General characteristics

This is a Gram-positive bacterium, motile by means of flagella. Some studies suggest that 1-10% of humans may be intestinal carriers of L. monocytogenes . It has been found in at least 37 mammalian species, both domestic and feral, as well as at least 17 species of birds and possibly some species of fish and shellfish. It can be isolated from soil, silage, and other environmental sources. L. monocytogenes is quite hardy and resists the deleterious effects of freezing, drying, and heat remarkably well for a bacterium that does not form spores. Most L. monocytogenes are pathogenic to some degree.

Disease symptoms

Listeriosis is the name of the general group of disorders caused by L. monocytogenes .

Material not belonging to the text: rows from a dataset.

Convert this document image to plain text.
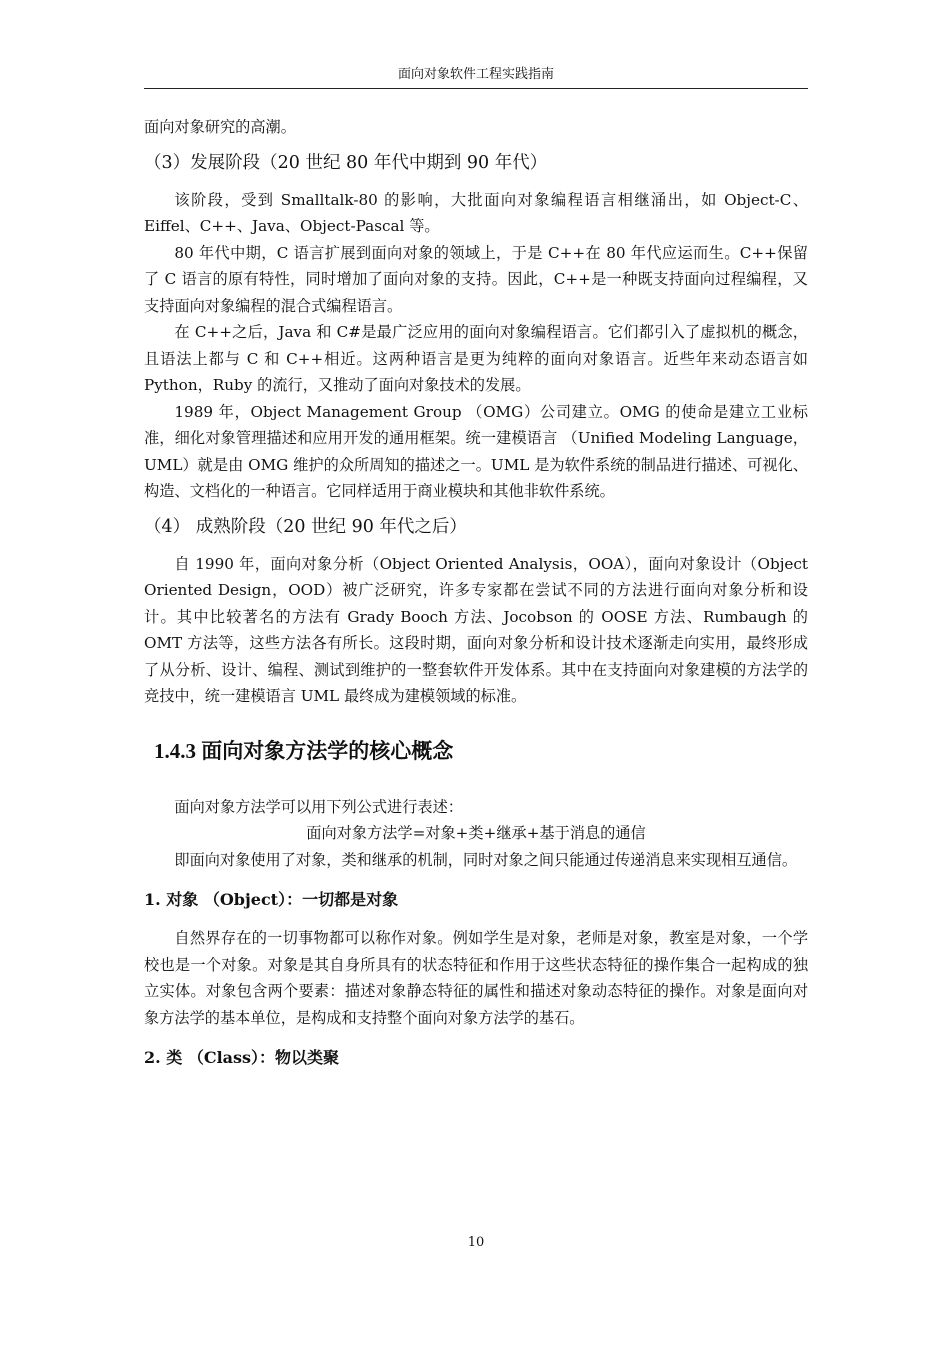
面向对象软件工程实践指南

面向对象研究的高潮。

（3）发展阶段（20 世纪 80 年代中期到 90 年代）

该阶段，受到 Smalltalk-80 的影响，大批面向对象编程语言相继涌出，如 Object-C、Eiffel、C++、Java、Object-Pascal 等。

80 年代中期，C 语言扩展到面向对象的领域上，于是 C++在 80 年代应运而生。C++保留了 C 语言的原有特性，同时增加了面向对象的支持。因此，C++是一种既支持面向过程编程，又支持面向对象编程的混合式编程语言。

在 C++之后，Java 和 C#是最广泛应用的面向对象编程语言。它们都引入了虚拟机的概念，且语法上都与 C 和 C++相近。这两种语言是更为纯粹的面向对象语言。近些年来动态语言如 Python，Ruby 的流行，又推动了面向对象技术的发展。

1989 年，Object Management Group （OMG）公司建立。OMG 的使命是建立工业标准，细化对象管理描述和应用开发的通用框架。统一建模语言 （Unified Modeling Language，UML）就是由 OMG 维护的众所周知的描述之一。UML 是为软件系统的制品进行描述、可视化、构造、文档化的一种语言。它同样适用于商业模块和其他非软件系统。

（4） 成熟阶段（20 世纪 90 年代之后）

自 1990 年，面向对象分析（Object Oriented Analysis，OOA），面向对象设计（Object Oriented Design，OOD）被广泛研究，许多专家都在尝试不同的方法进行面向对象分析和设计。其中比较著名的方法有 Grady Booch 方法、Jocobson 的 OOSE 方法、Rumbaugh 的 OMT 方法等，这些方法各有所长。这段时期，面向对象分析和设计技术逐渐走向实用，最终形成了从分析、设计、编程、测试到维护的一整套软件开发体系。其中在支持面向对象建模的方法学的竞技中，统一建模语言 UML 最终成为建模领域的标准。

1.4.3 面向对象方法学的核心概念

面向对象方法学可以用下列公式进行表述：

面向对象方法学=对象+类+继承+基于消息的通信

即面向对象使用了对象，类和继承的机制，同时对象之间只能通过传递消息来实现相互通信。

1. 对象 （Object）：一切都是对象

自然界存在的一切事物都可以称作对象。例如学生是对象，老师是对象，教室是对象，一个学校也是一个对象。对象是其自身所具有的状态特征和作用于这些状态特征的操作集合一起构成的独立实体。对象包含两个要素：描述对象静态特征的属性和描述对象动态特征的操作。对象是面向对象方法学的基本单位，是构成和支持整个面向对象方法学的基石。

2. 类 （Class）：物以类聚
10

Listeriosis is clinically defined when the organism is isolated from blood, cerebrospinal fluid, or an otherwise normally sterile site (e.g. placenta, foetus).

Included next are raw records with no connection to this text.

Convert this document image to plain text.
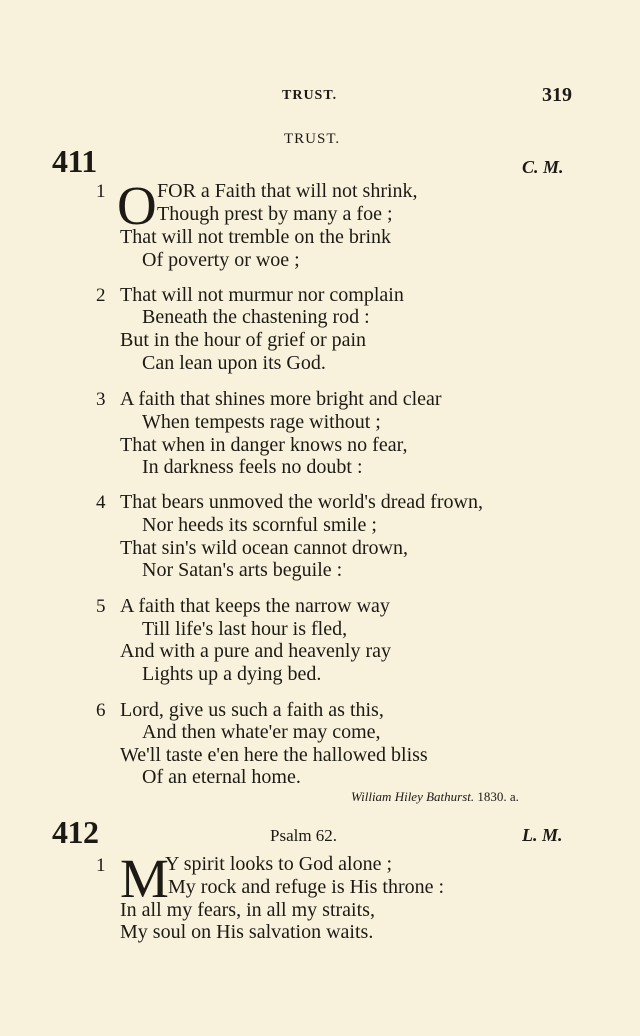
TRUST.	319
TRUST.
411	C. M.
1 O FOR a Faith that will not shrink,
Though prest by many a foe ;
That will not tremble on the brink
Of poverty or woe ;
2 That will not murmur nor complain
Beneath the chastening rod :
But in the hour of grief or pain
Can lean upon its God.
3 A faith that shines more bright and clear
When tempests rage without ;
That when in danger knows no fear,
In darkness feels no doubt :
4 That bears unmoved the world's dread frown,
Nor heeds its scornful smile ;
That sin's wild ocean cannot drown,
Nor Satan's arts beguile :
5 A faith that keeps the narrow way
Till life's last hour is fled,
And with a pure and heavenly ray
Lights up a dying bed.
6 Lord, give us such a faith as this,
And then whate'er may come,
We'll taste e'en here the hallowed bliss
Of an eternal home.
William Hiley Bathurst. 1830. a.
412	Psalm 62.	L. M.
1 M
Y spirit looks to God alone ;
My rock and refuge is His throne :
In all my fears, in all my straits,
My soul on His salvation waits.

The manifestations of listeriosis include septicaemia, meningitis (or meningoencephalitis), encephalitis, and intrauterine or cervical infections in pregnant women, which may result in spontaneous abortion (2nd/3rd trimester) or stillbirth. The onset of the aforementioned disorders is usually preceded by influenza-like symptoms including persistent fever. It was reported that gastrointestinal symptoms such as nausea, vomiting, and diarrhoea may precede more serious forms of listeriosis or may be the only symptoms expressed. Gastrointestinal symptoms were epidemiologically associated with use of antacids or cimetidine. The onset time to serious forms of listeriosis is unknown but may range from a few days to three weeks. The onset time to gastrointestinal symptoms is unknown but is probably greater than 12 hours.

The infective dose of L. monocytogenes is unknown but is believed to vary with the strain and susceptibility of the victim. From cases contracted through raw or supposedly pasteurised milk, it is safe to assume that in susceptible persons, fewer than 1,000 total organisms may cause disease. L. monocytogenes may invade the gastrointestinal epithelium. Once the bacterium enters the host's monocytes, macrophages, or polymorphonuclear leukocytes, it is bloodborne (septicemic) and can grow. Its presence intracellularly in phagocytic cells also permits access to the brain and probably transplacental migration to the foetus in pregnant women. The pathogenesis of L. monocytogenes centres on its ability to survive and multiply in phagocytic host cells.

Diagnosis

Listeriosis can only be positively diagnosed by culturing the organism from blood, cerebrospinal fluid, or stool (although the latter is difficult and of limited value).

Associated foods

L. monocytogenes has been associated with such foods as raw milk, supposedly (wrongly) pasteurised fluid milk, cheeses (particularly soft-ripened varieties), ice cream, raw vegetables, fermented raw-meat sausages, raw and cooked poultry, raw meats (all types), and raw and smoked fish. Its ability to grow at temperatures as low as 3°C permits multiplication in refrigerated foods.

Prevention

Total prevention is probably not possible, however properly stored, heated and cooked foods are generally safe, as the bacteria are killed at a temperature of 75°C. The largest risk is cross-contamination, where cooked material comes into contact with raw produce or contaminated materials (cutting boards).

Risk populations

The main target populations for listeriosis are:

  • pregnant women/foetus - perinatal and neonatal infections;
  • persons immunocompromised by corticosteroids, anticancer drugs, graft suppression therapy, AIDS;
  • cancer patients - leukemic patients particularly;
  • less frequently reported - diabetic, cirrhotic, asthmatic, and ulcerative colitis patients;
  • the elderly;
  • normal people--some reports suggest that normal, healthy people are at risk, although antacids or use of cimetidine may predispose. A listerosis outbreak in Switzerland involving cheese suggested that healthy uncompromised individuals could develop the disease, particularly if the foodstuff was heavily contaminated with the organism.